Медэксперт говорил про половину второго, но Адамберг решил увеличить срок. Вандузлер зачесал свои жесткие волосы за уши.

— При чем тут я? — спросил он.

— Извините, Вандузлер. Мало кому известно значение четверки, очень мало.

— Все правильно, Марк, — вмешался Вандузлер-старший. — Это его работа.

Марк с раздражением отмахнулся. Потом встал, взял швабру и стукнул один раз в потолок.

— Сигнал для святого Матфея, — пояснил старик.

Все замолчали, слышался только стук посуды, которую мыл Люсьен, не прислушиваясь к разговору.

Через минуту вошел высокий, очень широкий в плечах блондин, из одежды на нем были только свободные холщовые штаны, подвязанные веревкой.

— Звали? — негромко спросил он.

— Матиас, — сказал Марк, — чем я был занят в два часа ночи в понедельник? Это важно, никому не подсказывать!

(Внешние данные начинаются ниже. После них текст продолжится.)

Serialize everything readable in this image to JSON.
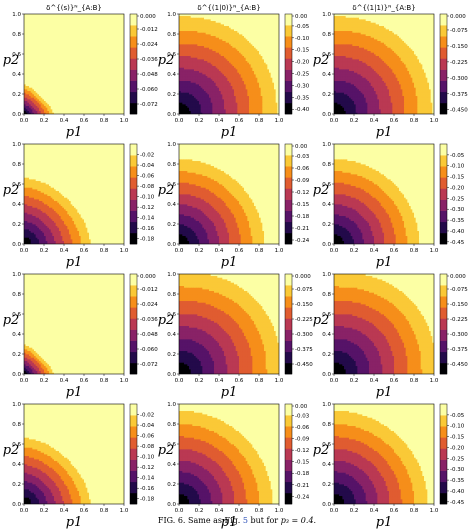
{
  "column_titles": [
    "δ^{(s)}ᴺ_{A:B}",
    "δ^{(1|0)}ᴺ_{A:B}",
    "δ^{(1|1)}ᴺ_{A:B}"
  ],
  "caption": {
    "prefix": "FIG. 6. Same as Fig.",
    "fig_ref": "5",
    "middle": "but for",
    "condition": "p₃ = 0.4."
  },
  "colormap": "inferno",
  "chart_data": [
    {
      "type": "heatmap",
      "panel": "r1c1",
      "xlabel": "p1",
      "ylabel": "p2",
      "xlim": [
        0,
        1
      ],
      "ylim": [
        0,
        1
      ],
      "x_ticks": [
        "0.0",
        "0.2",
        "0.4",
        "0.6",
        "0.8",
        "1.0"
      ],
      "y_ticks": [
        "0.0",
        "0.2",
        "0.4",
        "0.6",
        "0.8",
        "1.0"
      ],
      "zmin": -0.08,
      "zmax": 0.0,
      "zero_radius": 0.35,
      "shape_exponent": 1.3,
      "colorbar_ticks": [
        "0.000",
        "-0.012",
        "-0.024",
        "-0.036",
        "-0.048",
        "-0.060",
        "-0.072"
      ]
    },
    {
      "type": "heatmap",
      "panel": "r1c2",
      "xlabel": "p1",
      "ylabel": "p2",
      "xlim": [
        0,
        1
      ],
      "ylim": [
        0,
        1
      ],
      "x_ticks": [
        "0.0",
        "0.2",
        "0.4",
        "0.6",
        "0.8",
        "1.0"
      ],
      "y_ticks": [
        "0.0",
        "0.2",
        "0.4",
        "0.6",
        "0.8",
        "1.0"
      ],
      "zmin": -0.42,
      "zmax": 0.0,
      "zero_radius": 1.15,
      "shape_exponent": 2.2,
      "colorbar_ticks": [
        "0.00",
        "-0.05",
        "-0.10",
        "-0.15",
        "-0.20",
        "-0.25",
        "-0.30",
        "-0.35",
        "-0.40"
      ]
    },
    {
      "type": "heatmap",
      "panel": "r1c3",
      "xlabel": "p1",
      "ylabel": "p2",
      "xlim": [
        0,
        1
      ],
      "ylim": [
        0,
        1
      ],
      "x_ticks": [
        "0.0",
        "0.2",
        "0.4",
        "0.6",
        "0.8",
        "1.0"
      ],
      "y_ticks": [
        "0.0",
        "0.2",
        "0.4",
        "0.6",
        "0.8",
        "1.0"
      ],
      "zmin": -0.47,
      "zmax": 0.0,
      "zero_radius": 1.15,
      "shape_exponent": 2.2,
      "colorbar_ticks": [
        "0.000",
        "-0.075",
        "-0.150",
        "-0.225",
        "-0.300",
        "-0.375",
        "-0.450"
      ]
    },
    {
      "type": "heatmap",
      "panel": "r2c1",
      "xlabel": "p1",
      "ylabel": "p2",
      "xlim": [
        0,
        1
      ],
      "ylim": [
        0,
        1
      ],
      "x_ticks": [
        "0.0",
        "0.2",
        "0.4",
        "0.6",
        "0.8",
        "1.0"
      ],
      "y_ticks": [
        "0.0",
        "0.2",
        "0.4",
        "0.6",
        "0.8",
        "1.0"
      ],
      "zmin": -0.19,
      "zmax": 0.0,
      "zero_radius": 0.78,
      "shape_exponent": 1.7,
      "colorbar_ticks": [
        "-0.02",
        "-0.04",
        "-0.06",
        "-0.08",
        "-0.10",
        "-0.12",
        "-0.14",
        "-0.16",
        "-0.18"
      ]
    },
    {
      "type": "heatmap",
      "panel": "r2c2",
      "xlabel": "p1",
      "ylabel": "p2",
      "xlim": [
        0,
        1
      ],
      "ylim": [
        0,
        1
      ],
      "x_ticks": [
        "0.0",
        "0.2",
        "0.4",
        "0.6",
        "0.8",
        "1.0"
      ],
      "y_ticks": [
        "0.0",
        "0.2",
        "0.4",
        "0.6",
        "0.8",
        "1.0"
      ],
      "zmin": -0.25,
      "zmax": 0.0,
      "zero_radius": 1.0,
      "shape_exponent": 2.0,
      "colorbar_ticks": [
        "0.00",
        "-0.03",
        "-0.06",
        "-0.09",
        "-0.12",
        "-0.15",
        "-0.18",
        "-0.21",
        "-0.24"
      ]
    },
    {
      "type": "heatmap",
      "panel": "r2c3",
      "xlabel": "p1",
      "ylabel": "p2",
      "xlim": [
        0,
        1
      ],
      "ylim": [
        0,
        1
      ],
      "x_ticks": [
        "0.0",
        "0.2",
        "0.4",
        "0.6",
        "0.8",
        "1.0"
      ],
      "y_ticks": [
        "0.0",
        "0.2",
        "0.4",
        "0.6",
        "0.8",
        "1.0"
      ],
      "zmin": -0.46,
      "zmax": 0.0,
      "zero_radius": 1.0,
      "shape_exponent": 2.0,
      "colorbar_ticks": [
        "-0.05",
        "-0.10",
        "-0.15",
        "-0.20",
        "-0.25",
        "-0.30",
        "-0.35",
        "-0.40",
        "-0.45"
      ]
    },
    {
      "type": "heatmap",
      "panel": "r3c1",
      "xlabel": "p1",
      "ylabel": "p2",
      "xlim": [
        0,
        1
      ],
      "ylim": [
        0,
        1
      ],
      "x_ticks": [
        "0.0",
        "0.2",
        "0.4",
        "0.6",
        "0.8",
        "1.0"
      ],
      "y_ticks": [
        "0.0",
        "0.2",
        "0.4",
        "0.6",
        "0.8",
        "1.0"
      ],
      "zmin": -0.08,
      "zmax": 0.0,
      "zero_radius": 0.35,
      "shape_exponent": 1.3,
      "colorbar_ticks": [
        "0.000",
        "-0.012",
        "-0.024",
        "-0.036",
        "-0.048",
        "-0.060",
        "-0.072"
      ]
    },
    {
      "type": "heatmap",
      "panel": "r3c2",
      "xlabel": "p1",
      "ylabel": "p2",
      "xlim": [
        0,
        1
      ],
      "ylim": [
        0,
        1
      ],
      "x_ticks": [
        "0.0",
        "0.2",
        "0.4",
        "0.6",
        "0.8",
        "1.0"
      ],
      "y_ticks": [
        "0.0",
        "0.2",
        "0.4",
        "0.6",
        "0.8",
        "1.0"
      ],
      "zmin": -0.5,
      "zmax": 0.0,
      "zero_radius": 1.2,
      "shape_exponent": 2.3,
      "colorbar_ticks": [
        "0.000",
        "-0.075",
        "-0.150",
        "-0.225",
        "-0.300",
        "-0.375",
        "-0.450"
      ]
    },
    {
      "type": "heatmap",
      "panel": "r3c3",
      "xlabel": "p1",
      "ylabel": "p2",
      "xlim": [
        0,
        1
      ],
      "ylim": [
        0,
        1
      ],
      "x_ticks": [
        "0.0",
        "0.2",
        "0.4",
        "0.6",
        "0.8",
        "1.0"
      ],
      "y_ticks": [
        "0.0",
        "0.2",
        "0.4",
        "0.6",
        "0.8",
        "1.0"
      ],
      "zmin": -0.5,
      "zmax": 0.0,
      "zero_radius": 1.2,
      "shape_exponent": 2.3,
      "colorbar_ticks": [
        "0.000",
        "-0.075",
        "-0.150",
        "-0.225",
        "-0.300",
        "-0.375",
        "-0.450"
      ]
    },
    {
      "type": "heatmap",
      "panel": "r4c1",
      "xlabel": "p1",
      "ylabel": "p2",
      "xlim": [
        0,
        1
      ],
      "ylim": [
        0,
        1
      ],
      "x_ticks": [
        "0.0",
        "0.2",
        "0.4",
        "0.6",
        "0.8",
        "1.0"
      ],
      "y_ticks": [
        "0.0",
        "0.2",
        "0.4",
        "0.6",
        "0.8",
        "1.0"
      ],
      "zmin": -0.19,
      "zmax": 0.0,
      "zero_radius": 0.78,
      "shape_exponent": 1.7,
      "colorbar_ticks": [
        "-0.02",
        "-0.04",
        "-0.06",
        "-0.08",
        "-0.10",
        "-0.12",
        "-0.14",
        "-0.16",
        "-0.18"
      ]
    },
    {
      "type": "heatmap",
      "panel": "r4c2",
      "xlabel": "p1",
      "ylabel": "p2",
      "xlim": [
        0,
        1
      ],
      "ylim": [
        0,
        1
      ],
      "x_ticks": [
        "0.0",
        "0.2",
        "0.4",
        "0.6",
        "0.8",
        "1.0"
      ],
      "y_ticks": [
        "0.0",
        "0.2",
        "0.4",
        "0.6",
        "0.8",
        "1.0"
      ],
      "zmin": -0.26,
      "zmax": 0.0,
      "zero_radius": 1.1,
      "shape_exponent": 2.0,
      "colorbar_ticks": [
        "0.00",
        "-0.03",
        "-0.06",
        "-0.09",
        "-0.12",
        "-0.15",
        "-0.18",
        "-0.21",
        "-0.24"
      ]
    },
    {
      "type": "heatmap",
      "panel": "r4c3",
      "xlabel": "p1",
      "ylabel": "p2",
      "xlim": [
        0,
        1
      ],
      "ylim": [
        0,
        1
      ],
      "x_ticks": [
        "0.0",
        "0.2",
        "0.4",
        "0.6",
        "0.8",
        "1.0"
      ],
      "y_ticks": [
        "0.0",
        "0.2",
        "0.4",
        "0.6",
        "0.8",
        "1.0"
      ],
      "zmin": -0.46,
      "zmax": 0.0,
      "zero_radius": 1.1,
      "shape_exponent": 2.0,
      "colorbar_ticks": [
        "-0.05",
        "-0.10",
        "-0.15",
        "-0.20",
        "-0.25",
        "-0.30",
        "-0.35",
        "-0.40",
        "-0.45"
      ]
    }
  ]
}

Матиас на мгновение задумался, нахмурив светлые брови.

— Ты вернулся поздно и принес с собой глажку, это было часов в десять. Люсьен тебя накормил, а потом ушел к себе вместе с Элоди.

— Эмили, — обернувшись, поправил Люсьен. — Просто немыслимо, неужели трудно вбить себе в башку ее имя!

— Мы сыграли две партии в карты с крестным, — продолжал Матиас, — он выиграл триста двадцать франков и ушел спать. Ты остался гладить белье мадам Булен, а потом мадам Дрюйе. В час ночи, когда ты складывал доску, ты вспомнил, что завтра тебе нужно отнести две пары простыней. Я тебе помог, и мы вдвоем выгладили их на столе. Я гладил старым утюгом. В половине третьего мы закончили и упаковали каждый комплект отдельно. Когда мы поднимались к себе, встретили крестного, который шел пописать.

Матиас поднял голову.

— Он изучает древнейшую историю, — отозвался Люсьен от мойки. — Он всегда точен, можете ему доверять.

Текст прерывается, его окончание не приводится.